I must say that these arguments don't hold for someone involved in agriculture. In Europe biodiesel will increase, regardless of what we say or may think, unless the consequences become disastrous or the economy breaks down.

The soil depletion issue is on my mind as well, and for the same reason. Using biomass for fuels removes more than nutrients from the system. The basic soil structure is at risk from the removal of carbon, which ends up in the atmosphere, where the feedback from warming contributes further to the loss of carbon from soils, as I posted here.
From what I've read, biomass left on the surface decays quickly and contributes relatively little to soil tilth.  Matter left inches to feet below the surface and undisturbed by tilling tends to remain.  That matter consists of plant roots, not stalks and stems.

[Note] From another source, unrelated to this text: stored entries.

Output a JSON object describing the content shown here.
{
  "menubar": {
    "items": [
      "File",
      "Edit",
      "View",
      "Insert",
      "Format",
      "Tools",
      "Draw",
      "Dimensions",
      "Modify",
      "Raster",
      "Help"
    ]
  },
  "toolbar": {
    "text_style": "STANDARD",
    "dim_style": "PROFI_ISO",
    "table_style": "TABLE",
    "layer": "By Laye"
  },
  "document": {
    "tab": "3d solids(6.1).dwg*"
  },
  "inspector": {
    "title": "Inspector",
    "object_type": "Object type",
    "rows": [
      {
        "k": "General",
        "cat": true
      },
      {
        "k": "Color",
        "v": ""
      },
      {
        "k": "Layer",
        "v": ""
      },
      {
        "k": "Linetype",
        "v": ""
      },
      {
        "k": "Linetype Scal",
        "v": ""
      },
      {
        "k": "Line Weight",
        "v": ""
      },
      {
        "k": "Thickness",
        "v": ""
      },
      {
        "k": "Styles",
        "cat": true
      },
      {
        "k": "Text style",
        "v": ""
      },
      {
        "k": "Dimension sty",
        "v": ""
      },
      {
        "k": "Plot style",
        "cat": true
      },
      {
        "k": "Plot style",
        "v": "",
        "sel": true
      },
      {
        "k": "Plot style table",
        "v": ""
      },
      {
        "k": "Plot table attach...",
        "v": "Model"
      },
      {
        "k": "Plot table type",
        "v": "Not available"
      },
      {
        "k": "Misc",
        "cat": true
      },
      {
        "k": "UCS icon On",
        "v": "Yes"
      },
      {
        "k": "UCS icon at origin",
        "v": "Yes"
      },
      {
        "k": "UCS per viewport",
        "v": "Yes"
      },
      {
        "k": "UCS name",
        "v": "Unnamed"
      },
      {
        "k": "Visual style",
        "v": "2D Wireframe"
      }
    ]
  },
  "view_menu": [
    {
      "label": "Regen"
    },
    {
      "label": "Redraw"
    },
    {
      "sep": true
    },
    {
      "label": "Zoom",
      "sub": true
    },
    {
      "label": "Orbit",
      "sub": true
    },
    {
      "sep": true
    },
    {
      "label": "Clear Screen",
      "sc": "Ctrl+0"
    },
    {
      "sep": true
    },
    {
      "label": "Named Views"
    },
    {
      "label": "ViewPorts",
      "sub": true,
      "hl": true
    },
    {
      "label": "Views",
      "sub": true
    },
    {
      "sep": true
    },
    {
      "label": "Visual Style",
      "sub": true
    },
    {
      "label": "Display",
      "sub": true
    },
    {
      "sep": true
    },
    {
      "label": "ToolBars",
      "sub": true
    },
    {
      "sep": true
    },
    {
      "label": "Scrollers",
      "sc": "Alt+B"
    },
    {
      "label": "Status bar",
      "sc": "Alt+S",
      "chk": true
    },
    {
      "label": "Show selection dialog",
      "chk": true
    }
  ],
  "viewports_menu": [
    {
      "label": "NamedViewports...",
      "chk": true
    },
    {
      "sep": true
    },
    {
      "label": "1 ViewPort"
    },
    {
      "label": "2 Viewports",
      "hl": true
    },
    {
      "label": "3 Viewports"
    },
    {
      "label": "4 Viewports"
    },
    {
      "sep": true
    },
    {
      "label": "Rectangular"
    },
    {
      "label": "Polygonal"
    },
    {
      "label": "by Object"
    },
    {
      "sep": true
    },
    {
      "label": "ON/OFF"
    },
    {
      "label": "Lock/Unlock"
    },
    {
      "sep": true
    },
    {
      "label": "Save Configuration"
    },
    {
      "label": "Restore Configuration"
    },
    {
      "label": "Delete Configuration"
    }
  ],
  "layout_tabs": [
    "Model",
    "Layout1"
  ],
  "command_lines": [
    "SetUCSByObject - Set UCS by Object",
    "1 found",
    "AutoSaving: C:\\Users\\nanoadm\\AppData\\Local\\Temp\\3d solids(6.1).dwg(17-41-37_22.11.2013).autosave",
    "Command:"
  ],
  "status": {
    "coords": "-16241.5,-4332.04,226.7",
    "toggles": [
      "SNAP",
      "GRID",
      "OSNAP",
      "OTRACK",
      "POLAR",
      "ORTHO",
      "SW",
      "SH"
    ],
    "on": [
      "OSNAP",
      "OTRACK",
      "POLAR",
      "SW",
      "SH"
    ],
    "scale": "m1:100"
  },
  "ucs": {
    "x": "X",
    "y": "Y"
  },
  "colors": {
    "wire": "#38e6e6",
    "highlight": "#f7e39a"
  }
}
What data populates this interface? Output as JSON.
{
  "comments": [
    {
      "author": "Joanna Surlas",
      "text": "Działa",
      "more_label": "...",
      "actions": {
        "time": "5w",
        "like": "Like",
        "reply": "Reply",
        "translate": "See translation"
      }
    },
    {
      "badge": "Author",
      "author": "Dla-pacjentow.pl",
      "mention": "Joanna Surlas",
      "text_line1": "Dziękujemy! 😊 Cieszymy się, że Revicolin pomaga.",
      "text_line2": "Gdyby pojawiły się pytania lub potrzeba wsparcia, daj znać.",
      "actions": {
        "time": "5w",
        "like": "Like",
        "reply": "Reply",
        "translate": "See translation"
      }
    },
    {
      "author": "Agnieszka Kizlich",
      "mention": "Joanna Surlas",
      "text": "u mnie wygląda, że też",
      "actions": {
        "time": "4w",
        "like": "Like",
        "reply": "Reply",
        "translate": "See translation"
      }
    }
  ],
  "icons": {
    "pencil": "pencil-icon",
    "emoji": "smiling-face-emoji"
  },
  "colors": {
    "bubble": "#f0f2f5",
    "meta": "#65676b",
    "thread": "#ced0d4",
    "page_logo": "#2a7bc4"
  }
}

This points toward using zero-till, leaving an optimum amount of organic matter on the surface and returning all nutrients either as liquid effluent or ash.  If some of the carbon can be returned as charcoal (inorganic) and tilled in every ten years or so, the nutrient-holding capacity of the soil could be substantially increased at the same time as carbon is sequestered for millennia.

EP,

You are absolutely right!
(I don't often find myself agrreeing with you so wholeheartedly ;-)
No-till, leave as much as possible in place or return everything you don't use.
These principles are the essence of the Masanobu Fukuoka philosophy of natural farming. I believe such principles can be applied in varying situations with positive long-term results.
i.e. lower external inputs (energy, materials) and healthy soil.
Mr. Fukuoka has been analysing energy inputs versus energy outputs of farming since the 1930s.
Blinded by the "Green Revolution", most people dismissed his valid concerns about the disaster being created by "modern" farming methods.